Sobre Olhares e Sorrisos


Fazia tempos que não encontrava inspiração para escrever. Correria, muitas tarefas, pouco tempo, muitas preocupações. Minha vida deu um giro de 360° do ano passado pra cá. Tem dias que eu ainda acordo me sentido zonza, catando cavaco com a velocidade dos giros. Não estou reclamando, de forma alguma! Eu só estou constatando um fato: mudanças, surpresas e aventuras, quando muito intensas, são iguais à feijoada de sábado para quem tem estômago fraco: uma delícia, mas difícil de digerir.
Ao longo desse tempo, como é normal acontecer comigo, muitas coisas pequenas me tocaram de maneira particular e quase não tive a oportunidade de olhar para elas com a minha lupa mental. É que as pequenas coisas sempre têm muito potencial de se tornarem grandes, e no geral, embora ainda com aparência de pequenas, elas tornam-se grandes, grandes o suficiente para gerarem terremotos e tsunamis silenciosos em nossas vidas para o bem ou para o mal.

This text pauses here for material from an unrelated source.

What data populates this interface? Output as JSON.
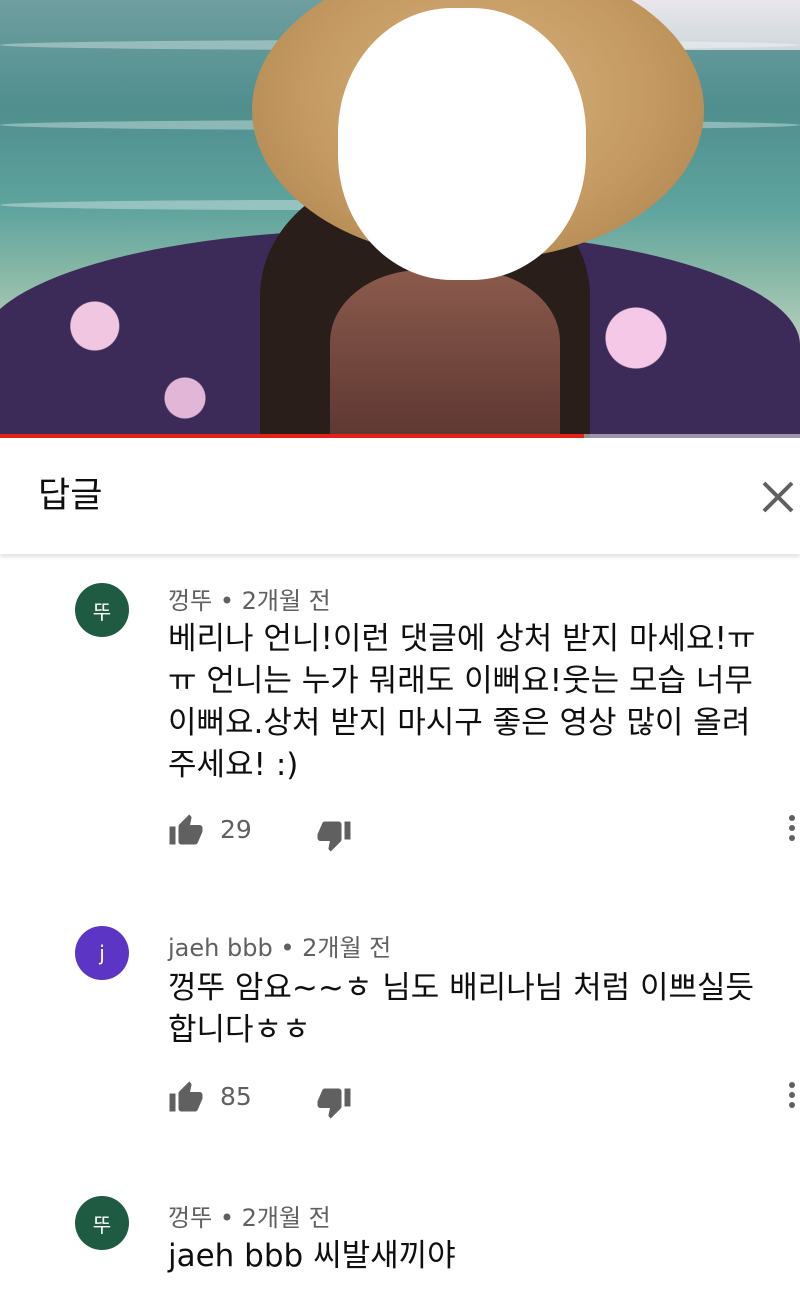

Bons exemplos de grandes pequenezas que têm me tocado ultimamente são os olhares e os sorrisos das pessoas que não sei o nome. É que esperamos olhares e sorrisos das pessoas que conhecemos, mas raramente esperamos isso daqueles que nunca vimos na vida, ou pelo menos que achamos que nunca vimos na vida.

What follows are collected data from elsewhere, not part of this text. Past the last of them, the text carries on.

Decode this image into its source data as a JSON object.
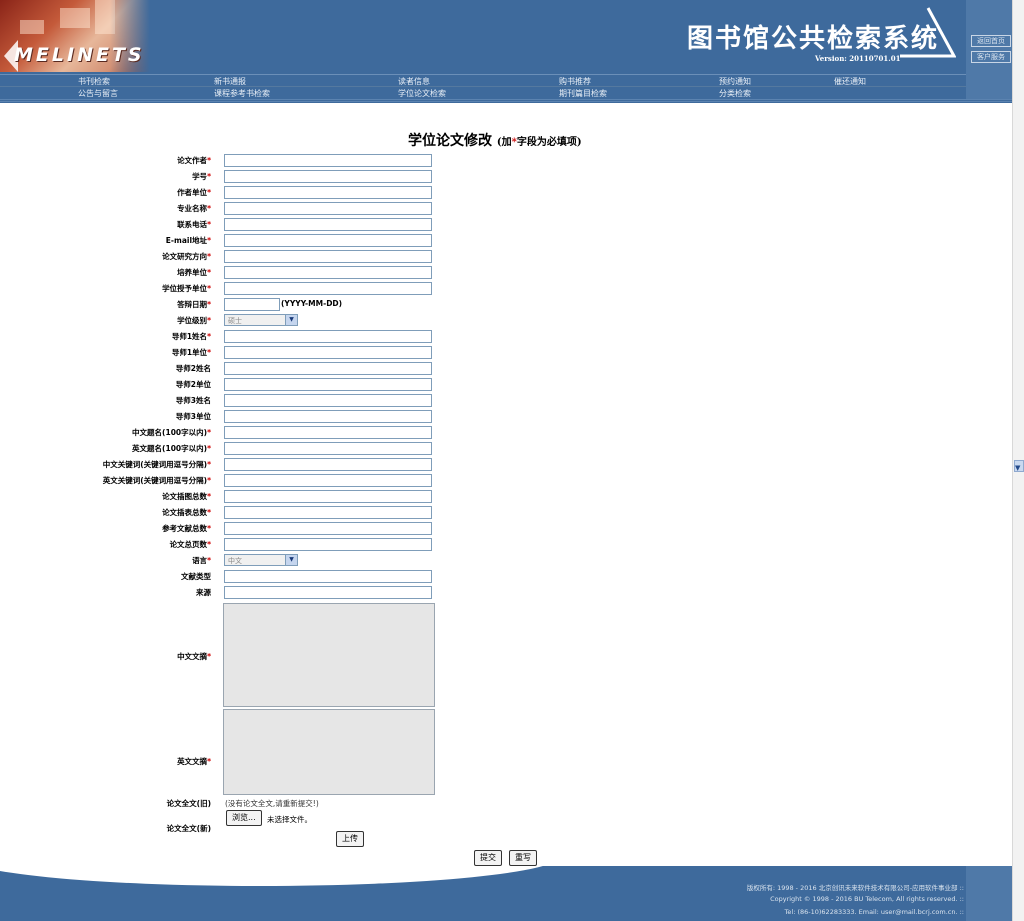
{
  "header": {
    "logo": "MELINETS",
    "system_title": "图书馆公共检索系统",
    "version": "Version: 20110701.01",
    "side_links": [
      "返回首页",
      "客户服务"
    ]
  },
  "nav": {
    "row1": [
      "书刊检索",
      "新书通报",
      "读者信息",
      "购书推荐",
      "预约通知",
      "催还通知"
    ],
    "row2": [
      "公告与留言",
      "课程参考书检索",
      "学位论文检索",
      "期刊篇目检索",
      "分类检索"
    ]
  },
  "form": {
    "title": "学位论文修改",
    "hint_prefix": "(加",
    "hint_star": "*",
    "hint_suffix": "字段为必填项)",
    "fields": [
      {
        "label": "论文作者",
        "required": "*"
      },
      {
        "label": "学号",
        "required": "*"
      },
      {
        "label": "作者单位",
        "required": "*"
      },
      {
        "label": "专业名称",
        "required": "*"
      },
      {
        "label": "联系电话",
        "required": "*"
      },
      {
        "label": "E-mail地址",
        "required": "*"
      },
      {
        "label": "论文研究方向",
        "required": "*"
      },
      {
        "label": "培养单位",
        "required": "*"
      },
      {
        "label": "学位授予单位",
        "required": "*"
      },
      {
        "label": "答辩日期",
        "required": "*",
        "hint": "(YYYY-MM-DD)"
      },
      {
        "label": "学位级别",
        "required": "*",
        "select": "硕士"
      },
      {
        "label": "导师1姓名",
        "required": "*"
      },
      {
        "label": "导师1单位",
        "required": "*"
      },
      {
        "label": "导师2姓名",
        "required": ""
      },
      {
        "label": "导师2单位",
        "required": ""
      },
      {
        "label": "导师3姓名",
        "required": ""
      },
      {
        "label": "导师3单位",
        "required": ""
      },
      {
        "label": "中文题名(100字以内)",
        "required": "*"
      },
      {
        "label": "英文题名(100字以内)",
        "required": "*"
      },
      {
        "label": "中文关键词(关键词用逗号分隔)",
        "required": "*"
      },
      {
        "label": "英文关键词(关键词用逗号分隔)",
        "required": "*"
      },
      {
        "label": "论文插图总数",
        "required": "*"
      },
      {
        "label": "论文插表总数",
        "required": "*"
      },
      {
        "label": "参考文献总数",
        "required": "*"
      },
      {
        "label": "论文总页数",
        "required": "*"
      },
      {
        "label": "语言",
        "required": "*",
        "select": "中文"
      },
      {
        "label": "文献类型",
        "required": ""
      },
      {
        "label": "来源",
        "required": ""
      }
    ],
    "abstract_cn_label": "中文文摘",
    "abstract_en_label": "英文文摘",
    "fulltext_old_label": "论文全文(旧)",
    "fulltext_old_note": "(没有论文全文,请重新提交!)",
    "fulltext_new_label": "论文全文(新)",
    "browse_label": "浏览...",
    "no_file_label": "未选择文件。",
    "upload_label": "上传",
    "submit_label": "提交",
    "reset_label": "重写"
  },
  "footer": {
    "line1": "版权所有: 1998 - 2016 北京创讯未来软件技术有限公司-应用软件事业部 ::",
    "line2": "Copyright © 1998 - 2016 BU Telecom, All rights reserved. ::",
    "line3": "Tel: (86-10)62283333.   Email: user@mail.bcrj.com.cn. ::"
  }
}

Comecei a reparar isso indo ao supermercado. Não vou sempre aos mesmos, porque meu senso de economia me leva onde estão os melhores preços. No entanto, não vario muito entre as opções por falta de tempo e de ânimo de enfrentar trânsito para comprar pouca coisa. Pois bem, nessas minhas idas às compras, percebi, por exemplo, que os funcionários dos supermercados me cumprimentam. Imagino que a rotatividade de clientes que vão e vem em um local como esse deva ser grande, assim como também a rotatividade de funcionários. Entretanto, sempre que estou perdida, surge uma pessoa sorridente para me ajudar, e no caixa, quando vou pagar a conta, sempre sou cumprimentada como se eu fosse uma amiga de longa data. Obviamente respondo com um belo sorriso acompanhado do cumprimento de volta, afinal de contas, mamãe e papai me ensinaram boas maneiras e “por - favor” e “muito obrigada” são frases chave na vida de qualquer pessoa educada.

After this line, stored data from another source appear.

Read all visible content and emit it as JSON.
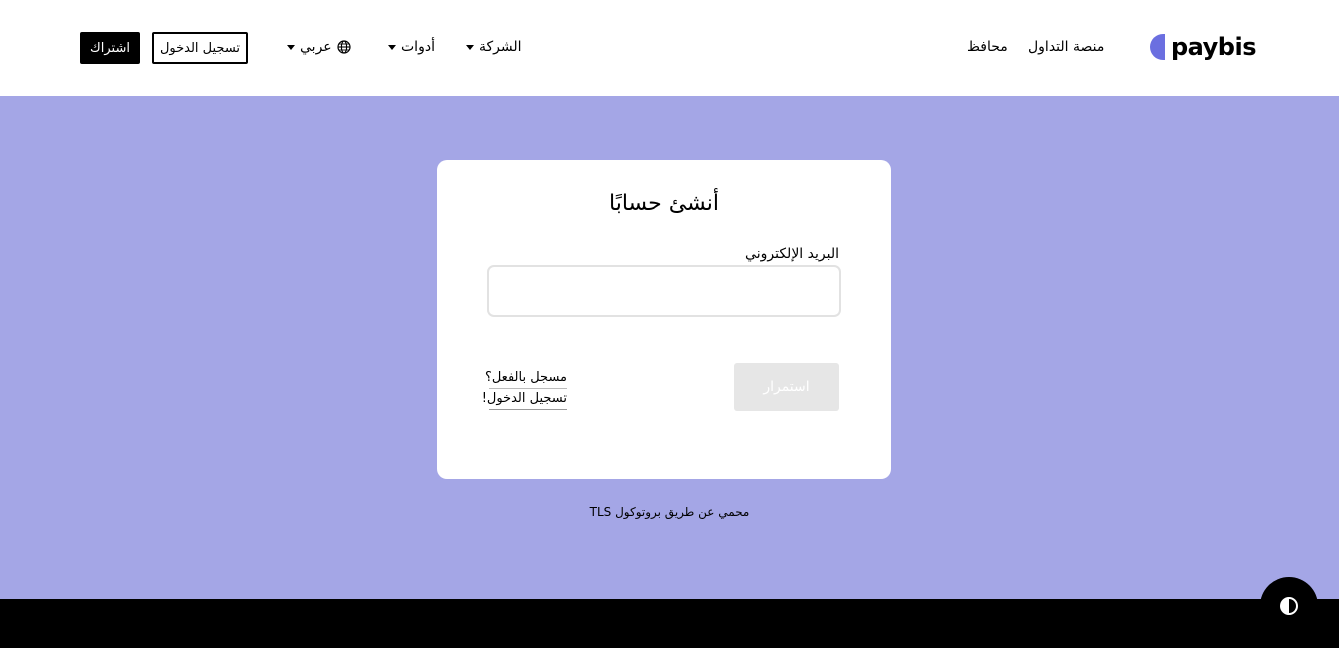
{
  "header": {
    "logo_text": "paybis",
    "nav": {
      "trading_platform": "منصة التداول",
      "wallets": "محافظ",
      "company": "الشركة",
      "tools": "أدوات",
      "language": "عربي"
    },
    "login_label": "تسجيل الدخول",
    "signup_label": "اشتراك"
  },
  "form": {
    "title": "أنشئ حسابًا",
    "email_label": "البريد الإلكتروني",
    "email_value": "",
    "continue_label": "استمرار",
    "already_registered": "مسجل بالفعل؟",
    "login_link": "تسجيل الدخول!"
  },
  "tls_note": "محمي عن طريق بروتوكول TLS",
  "colors": {
    "accent": "#6b6fe0",
    "background": "#a4a6e6",
    "button_disabled": "#e6e6e6",
    "footer": "#000000"
  },
  "icons": {
    "globe": "globe-icon",
    "caret": "caret-down-icon",
    "theme": "theme-toggle-icon"
  }
}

O engraçado disso tudo é que quando saio do mercado, após passar por essa experiência de ser cumprimentada e de retribuir o cumprimento, eu mesma já me peguei, mais de uma vez, com um belo sorriso no rosto. Ai a conseqüência disso é que as pessoas que cruzam comigo na saída acabam me retribuindo olhares e sorrisos de amizade, como se aquela rotina de ir às compras fosse algo que dividimos sempre no mesmo bat-local, na mesma bat-hora. Contudo devo confessar que não conheço nem a metade das pessoas que cumprimento silenciosamente nestes momentos.
Outro dia mesmo eu estava subindo a rampa do Super Nosso correndo, porque eu tinha pouco tempo para comprar o pão, mas mesmo assim uma moça me alcançou, sorriu para mim com um olhar de compreensão, me cumprimentou e disse: “Nossa, que vida corrida essa que a gente leva!” Num misto de surpresa e concordância, diminui o passo, retribui o sorriso, o cumprimento e disse: “verdade! Tem horas que eu gostaria de parar uns minutos e andar mais devagar”. Terminamos de subir a rampa juntas, num passo mais lento, com sorrisos e olhares amistosos no rosto. Não sei o nome da moça, nenhuma de nós se voltou para perguntar o nome uma da outra. Simplesmente diminuímos o passo e seguimos até os carrinhos de compras. Depois cada uma foi pra um canto diferente da loja e assim terminou este encontro. As conseqüências dele? Mais sorrisos e olhares amistosos perdidos nessa selva de afazeres que é a vida da gente, como se fossem pequenas epifanias de felicidade, lanternas piscando em alto mar em dias de tempestade, fios de Ariadne nos labirintos da vida... Sorrisos e olhares, coisas pequenas que geram pequenos e silenciosos terremotos e tsunamis de felicidade na minha vida...

Comentários

Mary Joe disse…
Nicole, delicado e suave seu texto. Gostei muito.

Essas pequenas delicadezas é que nos lembram que no fundo no fundo, somos todos humanos querendo a mesma coisa: ser felizes.